A separate line of investigation focuses on exciton-polariton condensates. Microcavity exciton-polaritons are quasi-particles that result from the hybridisation of excitons and photons confined inside semiconductor microcavities. At low enough densities, they behave as bosons according to Bose-Einstein statistics, and so one may investigate Bose-Einstein condensation of these quasi-particles. Because of the imperfect confinement of the photon component, exciton-polaritons have a finite lifetime, and have to be continuously re-populated. Therefore, exciton-polariton condensates lie somewhere between equilibrium Bose-Einstein condensates and lasers. Similar to other laser systems nonequlibrium nature of the polariton condensates gives rise to different kinds of interesting pattern formation. Specific to polariton condensates, the mechanism responsible for pattern formation is an intricate interplay between nonlinear interactions, forcing, dissipation, dispersion and intrincic disorder in the material. The key to understanding the universal behaviour of pattern-forming systems lies in a common description obtained when particular microscopic models reduced to an order parameter equation. This project concerns with development of such models in close interaction with experimental groups such as Nanophotonics group of Professor Jeremy Baumberg (Cavendish). (Image at right adapted from G. Tosi et al Nature Physics, 8, 190-194 2012 )

Exciton-polaritons are not the only quasi-particles in solids in which condensation has been sought or realised and I am interested in other solid-state systems that exhibit similar coherent motion, such as magnon condensates. Magnons, which are elementary excitations -- quantised spin waves -- of a magnetic system have been observed to condense in ferromagnets and in superfluid 3He-B and in compressed aerogel of superfluid 3He-A. Similar to the phases of non-condensed Bose gas, atomic spins of normal magnetic materials are in a disordered paramagnetic state. In the ordered state the spins develop the common global frequency and phase of precession. The magnon condensation of room temperature yttrium-iron garnet (YIG) films magnetised by in-plane fields is driven by microwave radiation. A microwave photon excites two primary magnons that relax forming a magnon gas with the Bose distribution. The chemical potential increases with pumping power.

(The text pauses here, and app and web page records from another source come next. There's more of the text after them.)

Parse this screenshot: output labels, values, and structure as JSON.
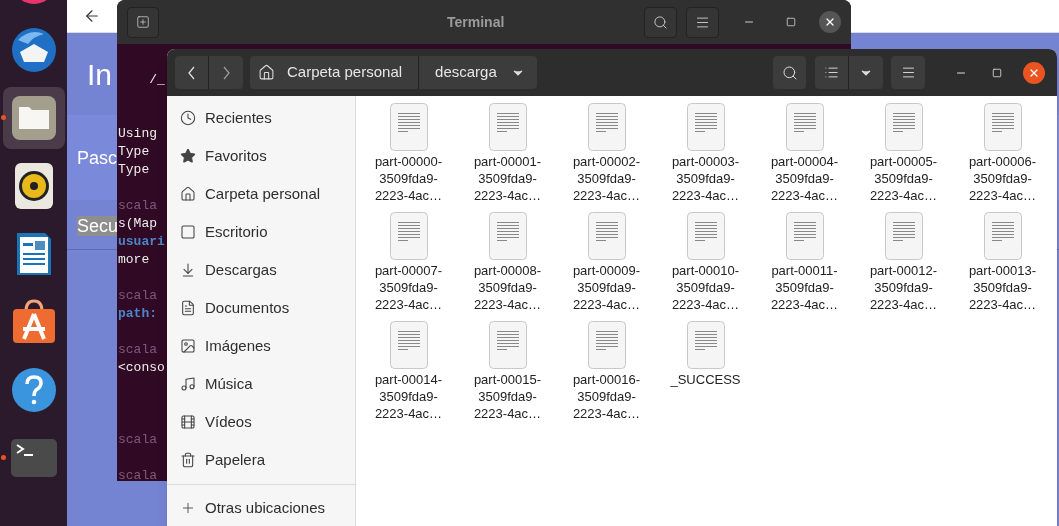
{
  "dock": {
    "apps": [
      {
        "kind": "browser",
        "selected": false
      },
      {
        "kind": "mail",
        "selected": false,
        "running": false
      },
      {
        "kind": "files",
        "selected": true,
        "running": true
      },
      {
        "kind": "music",
        "selected": false,
        "running": false
      },
      {
        "kind": "writer",
        "selected": false,
        "running": false
      },
      {
        "kind": "software",
        "selected": false,
        "running": false
      },
      {
        "kind": "help",
        "selected": false,
        "running": false
      },
      {
        "kind": "terminal",
        "selected": false,
        "running": true
      }
    ]
  },
  "browser": {
    "heading": "In",
    "items": [
      {
        "label": "Pasc",
        "highlighted": false
      },
      {
        "label": "Secu",
        "highlighted": true
      }
    ]
  },
  "terminal": {
    "title": "Terminal",
    "lines": [
      {
        "kind": "output",
        "text": "    /_"
      },
      {
        "kind": "blank"
      },
      {
        "kind": "blank"
      },
      {
        "kind": "output",
        "text": "Using"
      },
      {
        "kind": "output",
        "text": "Type"
      },
      {
        "kind": "output",
        "text": "Type"
      },
      {
        "kind": "blank"
      },
      {
        "kind": "prompt",
        "text": "scala"
      },
      {
        "kind": "output",
        "text": "s(Map"
      },
      {
        "kind": "value",
        "text": "usuari"
      },
      {
        "kind": "output",
        "text": "more"
      },
      {
        "kind": "blank"
      },
      {
        "kind": "prompt",
        "text": "scala"
      },
      {
        "kind": "value",
        "text": "path:"
      },
      {
        "kind": "blank"
      },
      {
        "kind": "prompt",
        "text": "scala"
      },
      {
        "kind": "output",
        "text": "<conso"
      },
      {
        "kind": "blank"
      },
      {
        "kind": "blank"
      },
      {
        "kind": "blank"
      },
      {
        "kind": "prompt",
        "text": "scala"
      },
      {
        "kind": "blank"
      },
      {
        "kind": "prompt",
        "text": "scala"
      }
    ]
  },
  "files": {
    "path": [
      {
        "kind": "home",
        "label": "Carpeta personal"
      },
      {
        "kind": "current",
        "label": "descarga"
      }
    ],
    "sidebar": {
      "items": [
        {
          "kind": "recent",
          "label": "Recientes"
        },
        {
          "kind": "starred",
          "label": "Favoritos"
        },
        {
          "kind": "home",
          "label": "Carpeta personal"
        },
        {
          "kind": "desktop",
          "label": "Escritorio"
        },
        {
          "kind": "downloads",
          "label": "Descargas"
        },
        {
          "kind": "documents",
          "label": "Documentos"
        },
        {
          "kind": "pictures",
          "label": "Imágenes"
        },
        {
          "kind": "music",
          "label": "Música"
        },
        {
          "kind": "videos",
          "label": "Vídeos"
        },
        {
          "kind": "trash",
          "label": "Papelera"
        }
      ],
      "other": {
        "label": "Otras ubicaciones"
      }
    },
    "items": [
      {
        "name": "part-00000-3509fda9-2223-4ac…"
      },
      {
        "name": "part-00001-3509fda9-2223-4ac…"
      },
      {
        "name": "part-00002-3509fda9-2223-4ac…"
      },
      {
        "name": "part-00003-3509fda9-2223-4ac…"
      },
      {
        "name": "part-00004-3509fda9-2223-4ac…"
      },
      {
        "name": "part-00005-3509fda9-2223-4ac…"
      },
      {
        "name": "part-00006-3509fda9-2223-4ac…"
      },
      {
        "name": "part-00007-3509fda9-2223-4ac…"
      },
      {
        "name": "part-00008-3509fda9-2223-4ac…"
      },
      {
        "name": "part-00009-3509fda9-2223-4ac…"
      },
      {
        "name": "part-00010-3509fda9-2223-4ac…"
      },
      {
        "name": "part-00011-3509fda9-2223-4ac…"
      },
      {
        "name": "part-00012-3509fda9-2223-4ac…"
      },
      {
        "name": "part-00013-3509fda9-2223-4ac…"
      },
      {
        "name": "part-00014-3509fda9-2223-4ac…"
      },
      {
        "name": "part-00015-3509fda9-2223-4ac…"
      },
      {
        "name": "part-00016-3509fda9-2223-4ac…"
      },
      {
        "name": "_SUCCESS"
      }
    ]
  }
}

When the microwave power exceeds a threshold value, the magnon population condenses at finite minima of the dispersion spectrum formed by the combined effects of the exchange and magnetic dipolar interactions. I am interested in modelling these condensates and understanding the structure of the ground state and excitations such as sound waves. On this project we work in close collaboration with professor Demokritov group in Munster, Germany.